Published in cooperation with The Electric Company public television series, Spidey Super Stories teamed-up the web-slinger with other Marvel heroes each issue.
Created for young readers, these stories took place outside of the standard Marvel Universe and altered some of the characters in age-appropriate ways.
In standard Marvel Comics, the crimefighter originally known as Cat transformed into Tigra the were-woman in Giant-Size Creatures #1 (July 1974).
But that didn't prevent Cat, with her original yellow costume and black hair, from making a guest appearance in Spidey Super Stories #12 (Sept. 1975).
When Tigra did guest star in Spidey Super Stories #21 (Feb. 1977), she wore a full-piece costume, relatively conservative when compared with the two-piece outfit she wore in most of her other comic book appearances.
Don't be fooled by appearances. The heroine on the cover of Spidey Super Stories #39 (March 1979) had red hair that matched that of Patsy Walker (who as Hellcat was an active member of the Defenders by that time), but within that super story she still answered to the sanitized name of Cat.

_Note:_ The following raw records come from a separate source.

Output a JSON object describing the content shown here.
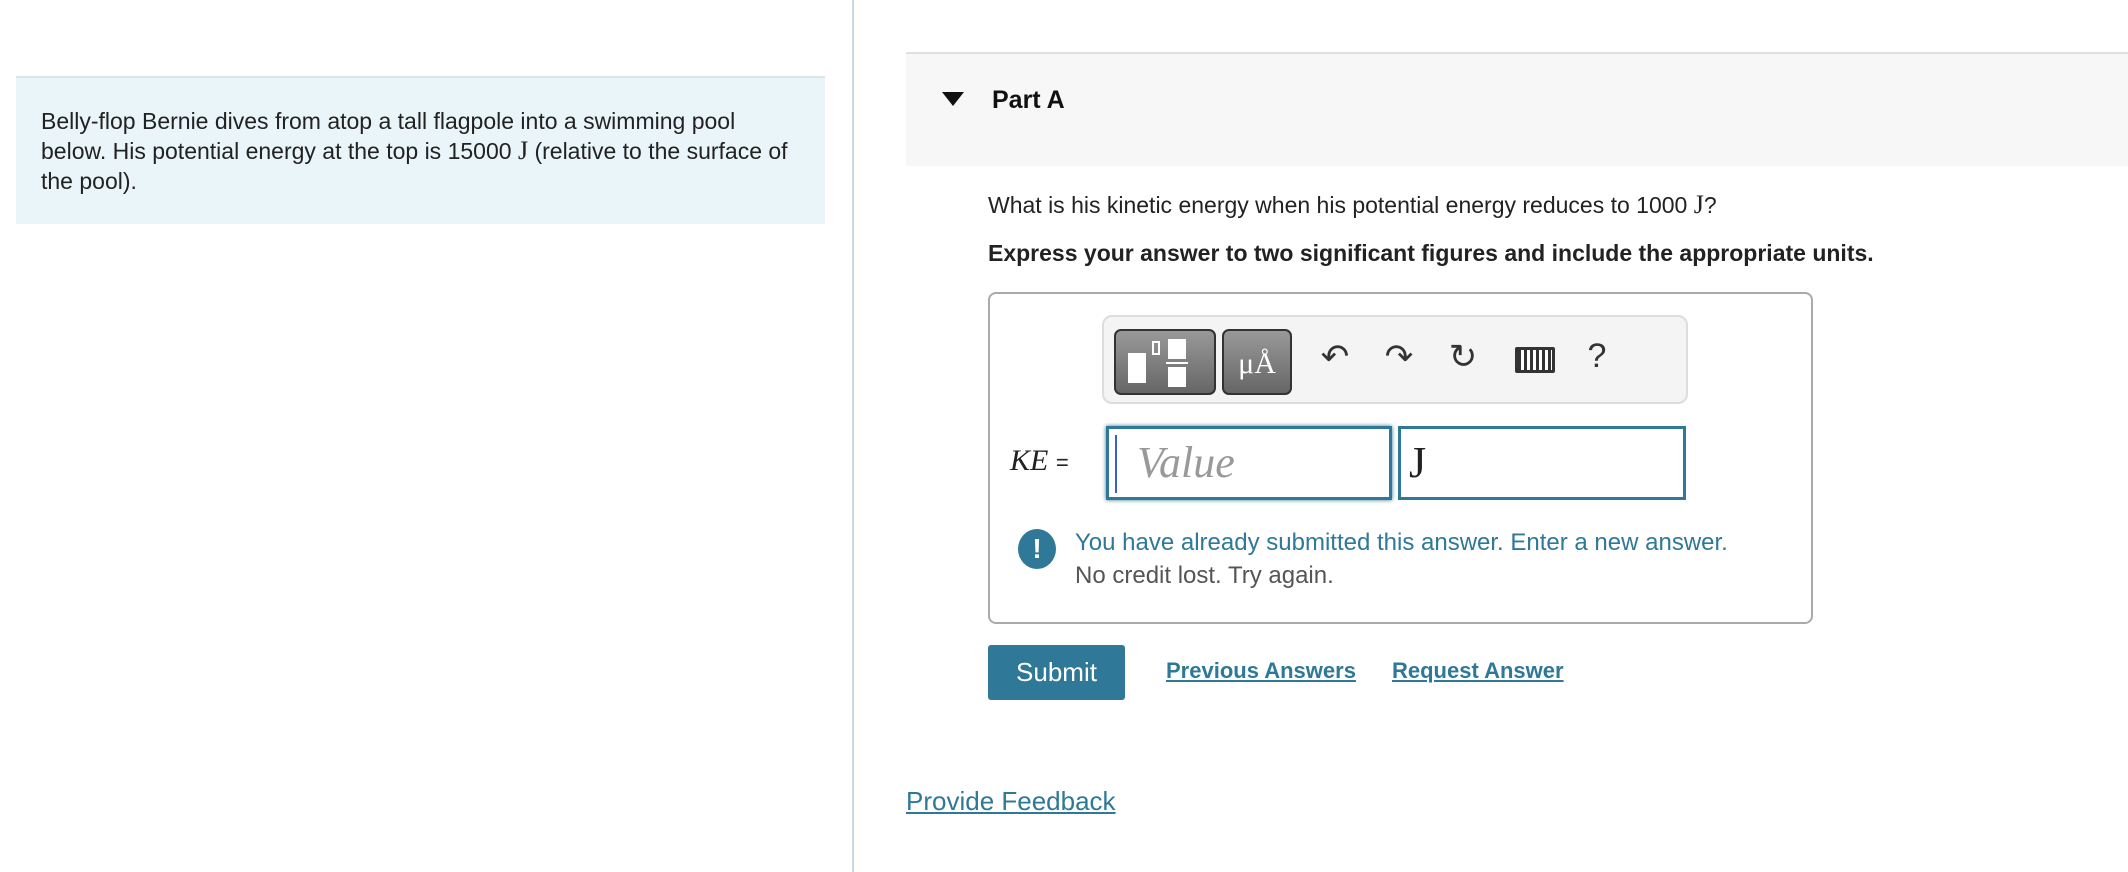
{
  "intro": {
    "text_before": "Belly-flop Bernie dives from atop a tall flagpole into a swimming pool below. His potential energy at the top is 15000 ",
    "unit": "J",
    "text_after": " (relative to the surface of the pool)."
  },
  "part": {
    "title": "Part A",
    "question_before": "What is his kinetic energy when his potential energy reduces to 1000 ",
    "question_unit": "J",
    "question_after": "?",
    "instruction": "Express your answer to two significant figures and include the appropriate units."
  },
  "toolbar": {
    "templates_icon": "fraction-template-icon",
    "units_label": "μÅ",
    "undo_icon": "undo-icon",
    "redo_icon": "redo-icon",
    "reset_icon": "reset-icon",
    "keyboard_icon": "keyboard-icon",
    "help_label": "?"
  },
  "answer": {
    "label": "KE",
    "equals": "=",
    "value_placeholder": "Value",
    "unit_value": "J"
  },
  "feedback": {
    "line1": "You have already submitted this answer. Enter a new answer.",
    "line2": "No credit lost. Try again."
  },
  "actions": {
    "submit": "Submit",
    "previous_answers": "Previous Answers",
    "request_answer": "Request Answer"
  },
  "provide_feedback": "Provide Feedback",
  "colors": {
    "accent": "#2f7897",
    "intro_bg": "#e9f5f8",
    "header_bg": "#f7f7f7"
  }
}
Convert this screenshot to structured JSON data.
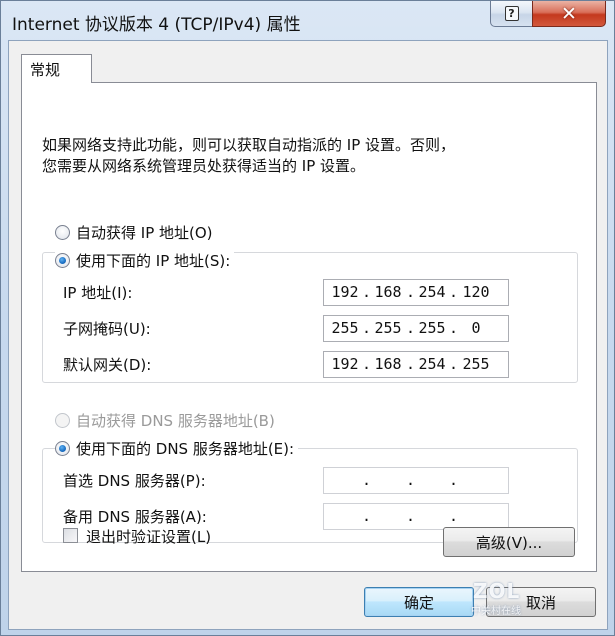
{
  "window": {
    "title": "Internet 协议版本 4 (TCP/IPv4) 属性",
    "help_glyph": "?",
    "close_glyph": "✕"
  },
  "tabs": [
    {
      "label": "常规",
      "selected": true
    }
  ],
  "description": {
    "line1": "如果网络支持此功能，则可以获取自动指派的 IP 设置。否则，",
    "line2": "您需要从网络系统管理员处获得适当的 IP 设置。"
  },
  "ip_section": {
    "auto_radio": {
      "label": "自动获得 IP 地址(O)",
      "checked": false
    },
    "manual_radio": {
      "label": "使用下面的 IP 地址(S):",
      "checked": true
    },
    "fields": [
      {
        "label": "IP 地址(I):",
        "octets": [
          "192",
          "168",
          "254",
          "120"
        ]
      },
      {
        "label": "子网掩码(U):",
        "octets": [
          "255",
          "255",
          "255",
          "0"
        ]
      },
      {
        "label": "默认网关(D):",
        "octets": [
          "192",
          "168",
          "254",
          "255"
        ]
      }
    ]
  },
  "dns_section": {
    "auto_radio": {
      "label": "自动获得 DNS 服务器地址(B)",
      "checked": false,
      "disabled": true
    },
    "manual_radio": {
      "label": "使用下面的 DNS 服务器地址(E):",
      "checked": true
    },
    "fields": [
      {
        "label": "首选 DNS 服务器(P):",
        "octets": [
          "",
          "",
          "",
          ""
        ]
      },
      {
        "label": "备用 DNS 服务器(A):",
        "octets": [
          "",
          "",
          "",
          ""
        ]
      }
    ]
  },
  "validate_checkbox": {
    "label": "退出时验证设置(L)",
    "checked": false
  },
  "buttons": {
    "advanced": "高级(V)...",
    "ok": "确定",
    "cancel": "取消"
  },
  "watermark": {
    "logo": "ZOL",
    "sub": "中关村在线"
  },
  "colors": {
    "radio_selected": "#1b6fc4",
    "close_button": "#c4391e",
    "default_button_border": "#3c7fb1"
  }
}
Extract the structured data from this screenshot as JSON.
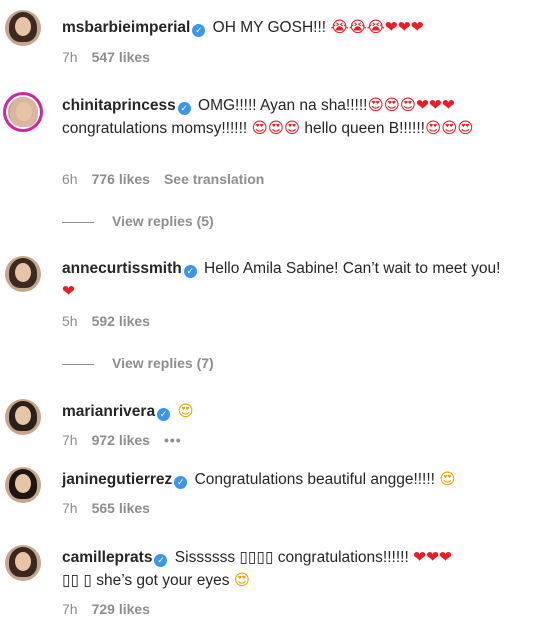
{
  "comments": [
    {
      "username": "msbarbieimperial",
      "text": "OH MY GOSH!!!",
      "emoji": "😭😭😭❤❤❤",
      "time": "7h",
      "likes": "547 likes"
    },
    {
      "username": "chinitaprincess",
      "text": "OMG!!!!! Ayan na sha!!!!!",
      "emoji1": "😍😍😍❤❤❤",
      "text2": "congratulations momsy!!!!!!",
      "emoji2": "😍😍😍",
      "text3": "hello queen B!!!!!!",
      "emoji3": "😍😍😍",
      "time": "6h",
      "likes": "776 likes",
      "translate": "See translation",
      "replies": "View replies (5)"
    },
    {
      "username": "annecurtissmith",
      "text": "Hello Amila Sabine! Can’t wait to meet you!",
      "emoji": "❤",
      "time": "5h",
      "likes": "592 likes",
      "replies": "View replies (7)"
    },
    {
      "username": "marianrivera",
      "emoji": "😍",
      "time": "7h",
      "likes": "972 likes",
      "more": "•••"
    },
    {
      "username": "janinegutierrez",
      "text": "Congratulations beautiful angge!!!!!",
      "emoji": "😍",
      "time": "7h",
      "likes": "565 likes"
    },
    {
      "username": "camilleprats",
      "text": "Sissssss ▯▯▯▯ congratulations!!!!!!",
      "emoji": "❤❤❤",
      "text2": "▯▯ ▯ she’s got your eyes",
      "emoji2": "😍",
      "time": "7h",
      "likes": "729 likes"
    }
  ],
  "colors": {
    "verified": "#3897f0",
    "muted": "#8e8e8e",
    "heart": "#ed1c24",
    "story_ring": "#d6249f"
  }
}
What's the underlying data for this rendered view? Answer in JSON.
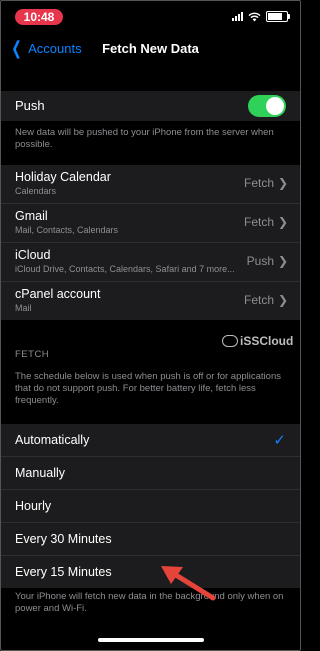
{
  "status": {
    "time": "10:48"
  },
  "nav": {
    "back_label": "Accounts",
    "title": "Fetch New Data"
  },
  "push": {
    "label": "Push",
    "enabled": true,
    "note": "New data will be pushed to your iPhone from the server when possible."
  },
  "accounts": [
    {
      "name": "Holiday Calendar",
      "sub": "Calendars",
      "value": "Fetch"
    },
    {
      "name": "Gmail",
      "sub": "Mail, Contacts, Calendars",
      "value": "Fetch"
    },
    {
      "name": "iCloud",
      "sub": "iCloud Drive, Contacts, Calendars, Safari and 7 more...",
      "value": "Push"
    },
    {
      "name": "cPanel account",
      "sub": "Mail",
      "value": "Fetch"
    }
  ],
  "watermark": "iSSCloud",
  "fetch": {
    "header": "FETCH",
    "note": "The schedule below is used when push is off or for applications that do not support push. For better battery life, fetch less frequently.",
    "options": [
      "Automatically",
      "Manually",
      "Hourly",
      "Every 30 Minutes",
      "Every 15 Minutes"
    ],
    "selected": "Automatically",
    "footer": "Your iPhone will fetch new data in the background only when on power and Wi-Fi."
  },
  "colors": {
    "accent": "#0a84ff",
    "toggle_on": "#30d158",
    "arrow": "#e5443a",
    "time_pill": "#e7354c"
  }
}
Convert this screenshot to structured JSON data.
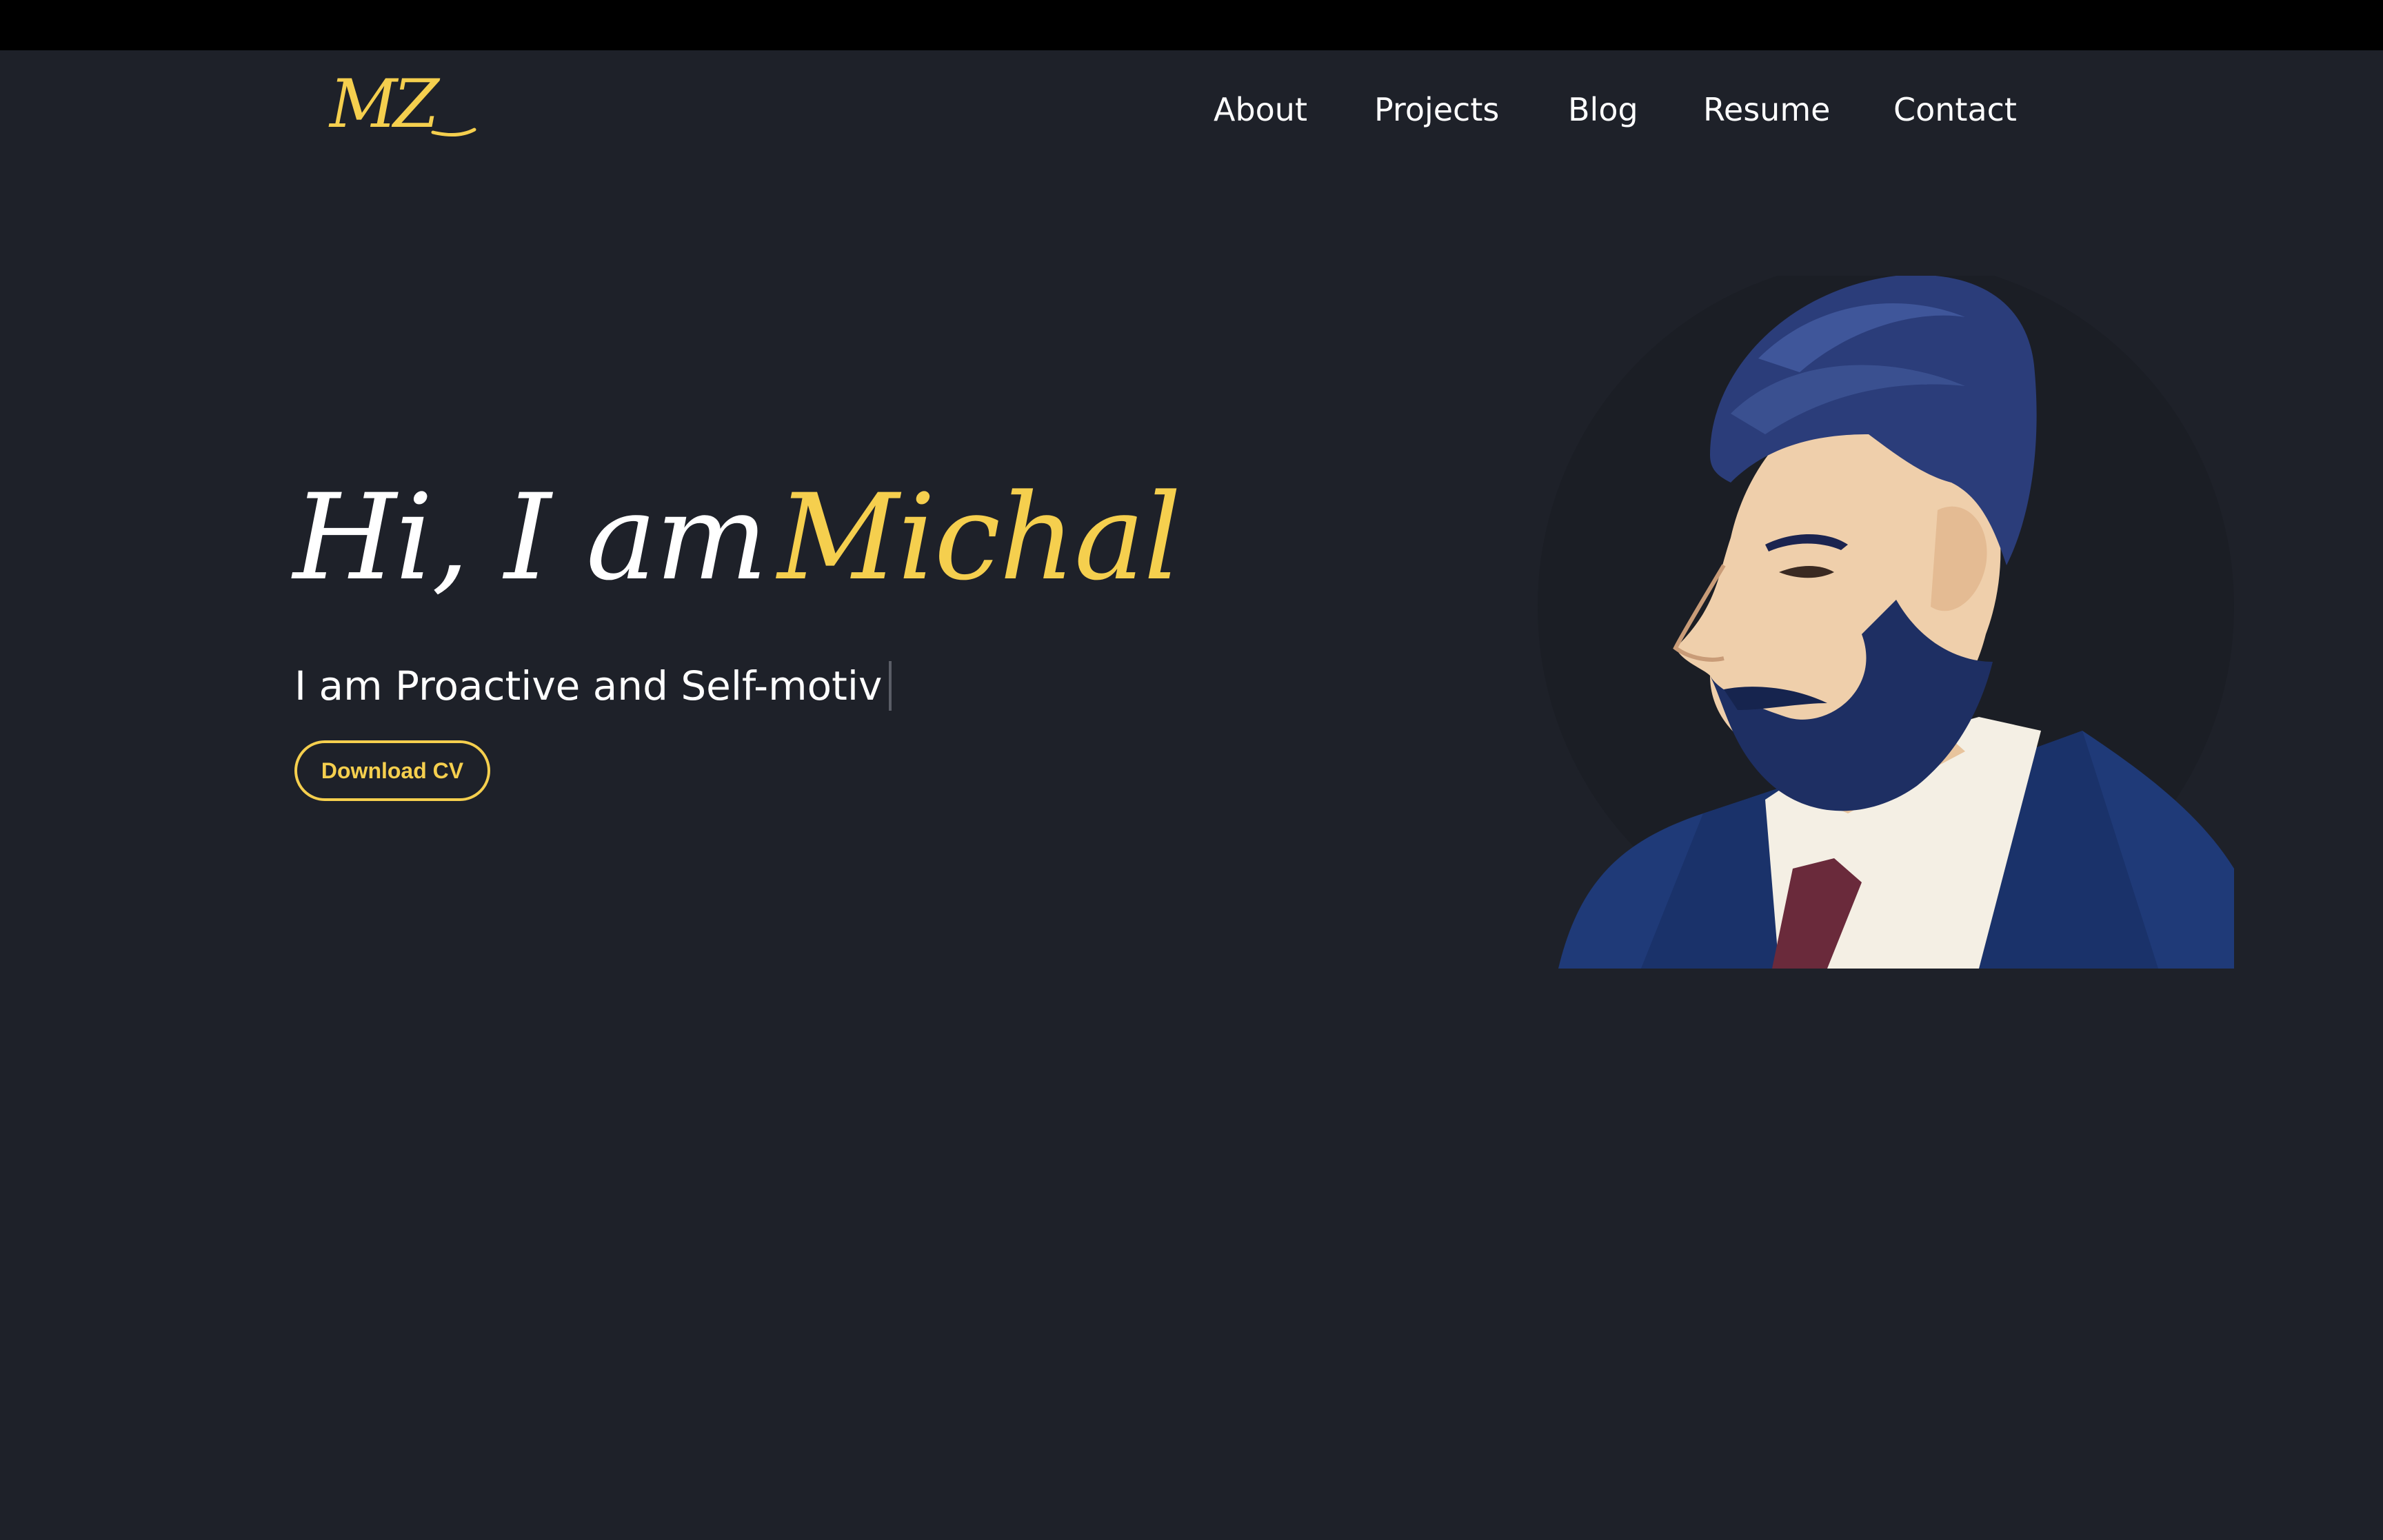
{
  "logo": {
    "text": "MZ",
    "color": "#f5cf4e"
  },
  "nav": {
    "items": [
      {
        "label": "About"
      },
      {
        "label": "Projects"
      },
      {
        "label": "Blog"
      },
      {
        "label": "Resume"
      },
      {
        "label": "Contact"
      }
    ]
  },
  "hero": {
    "greeting_prefix": "Hi, I am",
    "greeting_name": "Michal",
    "subtitle": "I am Proactive and Self-motiv",
    "download_button": "Download CV",
    "portrait_icon": "bearded-man-portrait"
  },
  "colors": {
    "background": "#1e2129",
    "accent": "#f5cf4e",
    "text": "#ffffff",
    "topbar": "#000000"
  }
}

Had the version of Cat from Spidey Super Stories #12 transformed into Tigra but then returned to human form? Or was the character in #39 a version of Patsy Walker who inherited the Cat costume and kept the "hell" out of her name?
Who had time to address such matters? After all, Thanos was overhead in a helicopter!
Spidey Super Stories. Vol. 1. No. 39. March 1979. "The Cat and the Cosmic Cube!" Nick Sullivan, Michael Siporin, Jim Salicrup (writers), Win Mortimer, Mike Esposito (artists), A. J. Hays, Deborah November (editors), Jim Shooter (Marvel consultant), Marie Severin (art director). The issue also included the story "Women's Day 1979," guest-starring Ms. Marvel, and "The Impossible Visitor from Outer Space," featuring the Impossible Man.